I know you teach at the University of Nebraska-Lincoln and that you have the luxury of mostly working with students one-on-one, but I don’t know very much about you as a workshop leader. Well, we probably ought to examine the term workshop. I really have a lot of difficulty with traditional writers’ workshops. There are lots of things that go wrong. Sometimes little cliques can develop among people there, a couple of people rolling their eyes when someone is reading their work, and that kind of thing. Also, the biggest problem, I think, is when someone brings his or her poem to the workshop and everyone there feels it’s necessary to find something wrong with it. And that’s really not a very positive environment. That’s why I went to this one-on-one tutorial teaching, just to get away from that sort of group-think of the regular workshop.
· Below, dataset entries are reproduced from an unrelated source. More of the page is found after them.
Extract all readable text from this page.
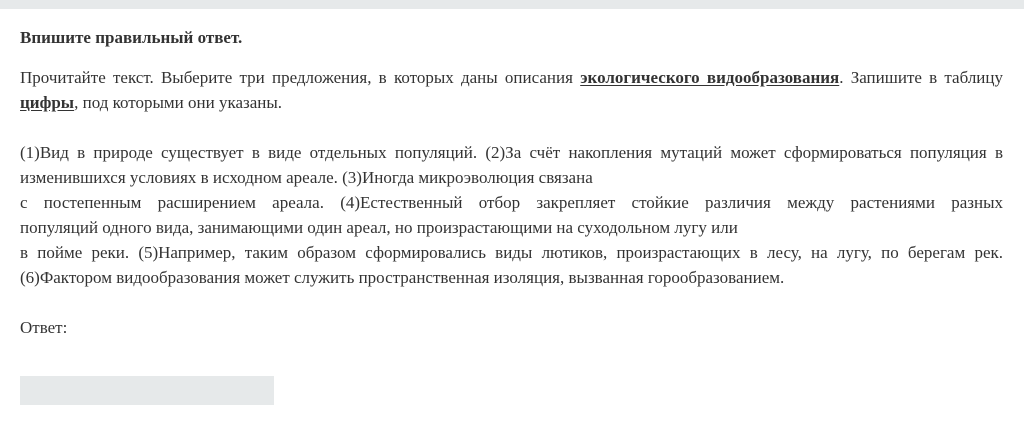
Впишите правильный ответ.

Прочитайте текст. Выберите три предложения, в которых даны описания экологического видообразования. Запишите в таблицу цифры, под которыми они указаны.

(1)Вид в природе существует в виде отдельных популяций. (2)За счёт накопления мутаций может сформироваться популяция в
изменившихся условиях в исходном ареале. (3)Иногда микроэволюция связана
с постепенным расширением ареала. (4)Естественный отбор закрепляет стойкие различия между растениями разных
популяций одного вида, занимающими один ареал, но произрастающими на суходольном лугу или
в пойме реки. (5)Например, таким образом сформировались виды лютиков, произрастающих в лесу, на лугу, по берегам рек.
(6)Фактором видообразования может служить пространственная изоляция, вызванная горообразованием.

Ответ:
When you are here in March for the Poetry Conference, you are slated to do a master class workshop. What will that be like? Generally there’s not a whole lot of time in these situations and I really prefer to mainly engage the people there in a conversation, tell a little bit about myself and my own work habits, and ask them what kind of obstacles they see to their own writing and how can we address those. That’s not to say we wouldn’t actually look at some poems. But generally I’ve had the feeling that in a conversation, sometimes you can get much more information imparted than you can by hovering over one person’s poem. You are coming to talk about finding poetry in the everyday. Yes. My idea of subject matter is that we can find plenty to write about in the most ordinary of lives if we just simply stop and pay attention. There’s a very short poem inserted in my prose book, Local Wonders, which I wrote some time ago and it goes, “If you can awaken inside the familiar and discover it new, you need never leave home.”
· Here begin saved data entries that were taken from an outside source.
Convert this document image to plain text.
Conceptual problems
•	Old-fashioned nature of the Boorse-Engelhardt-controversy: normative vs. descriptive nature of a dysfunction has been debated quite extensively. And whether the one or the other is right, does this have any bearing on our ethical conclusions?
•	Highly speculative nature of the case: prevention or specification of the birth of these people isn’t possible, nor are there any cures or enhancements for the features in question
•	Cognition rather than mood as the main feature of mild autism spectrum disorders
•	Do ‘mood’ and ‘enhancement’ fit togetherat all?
What’s the advantage of not having to leave home? There are plenty of advantages to going places and looking at things and so on, but I am saying it isn’t necessary to be a good writer. You don’t need to go to Paris, you don’t need to go to New York. I mean, you could if you wanted to, obviously, and that might be great fun, but there’s plenty to write about all around you.
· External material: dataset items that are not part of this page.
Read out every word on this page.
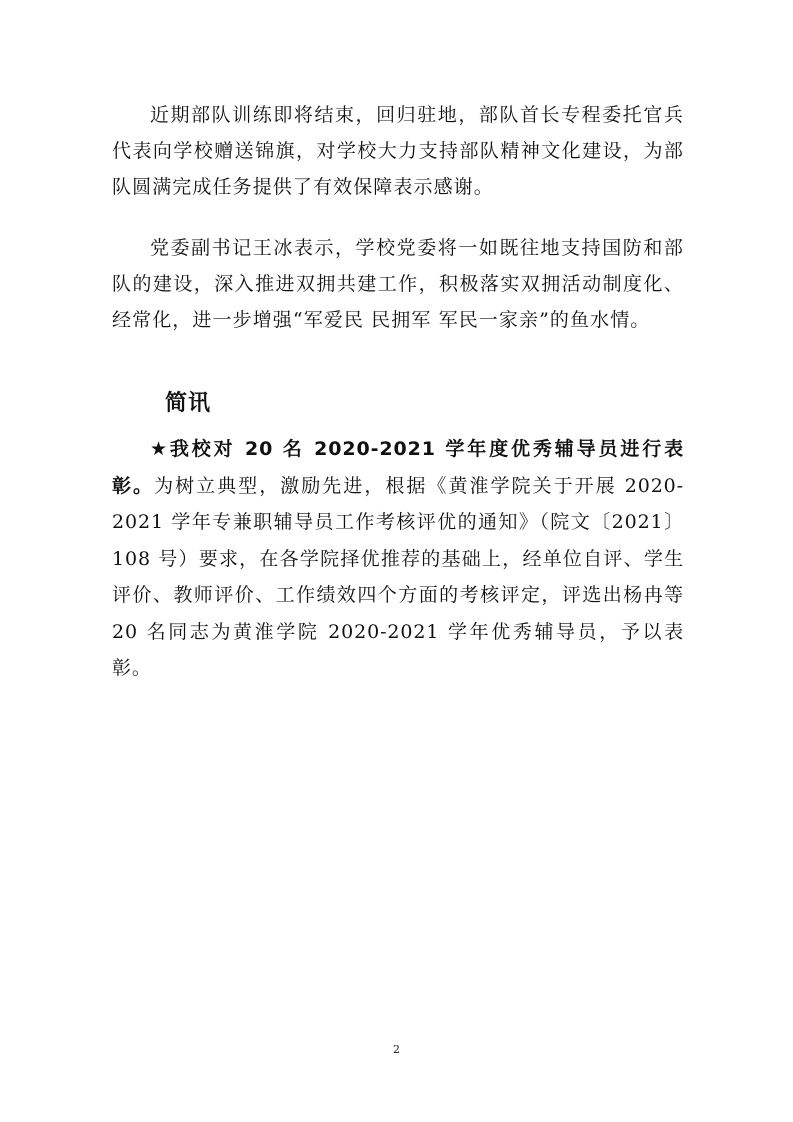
近期部队训练即将结束，回归驻地，部队首长专程委托官兵代表向学校赠送锦旗，对学校大力支持部队精神文化建设，为部队圆满完成任务提供了有效保障表示感谢。

党委副书记王冰表示，学校党委将一如既往地支持国防和部队的建设，深入推进双拥共建工作，积极落实双拥活动制度化、经常化，进一步增强“军爱民 民拥军 军民一家亲”的鱼水情。

简讯

★我校对 20 名 2020-2021 学年度优秀辅导员进行表彰。为树立典型，激励先进，根据《黄淮学院关于开展 2020-2021 学年专兼职辅导员工作考核评优的通知》（院文〔2021〕108 号）要求，在各学院择优推荐的基础上，经单位自评、学生评价、教师评价、工作绩效四个方面的考核评定，评选出杨冉等 20 名同志为黄淮学院 2020-2021 学年优秀辅导员，予以表彰。

2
Do you have a particular poem you’ve written that illustrates that? Oh, there are lots of ’em. There’s a poem in one of my earlier books that I think is such an example and it’s called “The Leaky Faucet,” which is basically about the sound that a faucet makes, dripping at night. I’ve written about the sound furnaces make when they come on, the sound refrigerators make when they come on. I write about things I see in the natural world right around me. I think my favorite poem in Delights and Shadows is called “Screech Owl.” It’s about a little owl I saw one morning walking up to the road while getting the newspaper. It’s that sort of thing. I’m looking at things around me to honor, in a way, or perhaps celebrate would be a better word.
We’re looking forward to having you come for the conference. Thank you. I’m looking forward to coming out. It will be a nice time of year for me to be out there. We’ll be at the point here where spring has not yet arrived and it’s cold and wet and muddy. It will be a nice break. Everywhere I go, I always meet people who I really like and it can be great fun doing this sort of thing.
There’s an irony in your leaving home to come tell us we don’t need to leave home. (Laughs.) That’s true.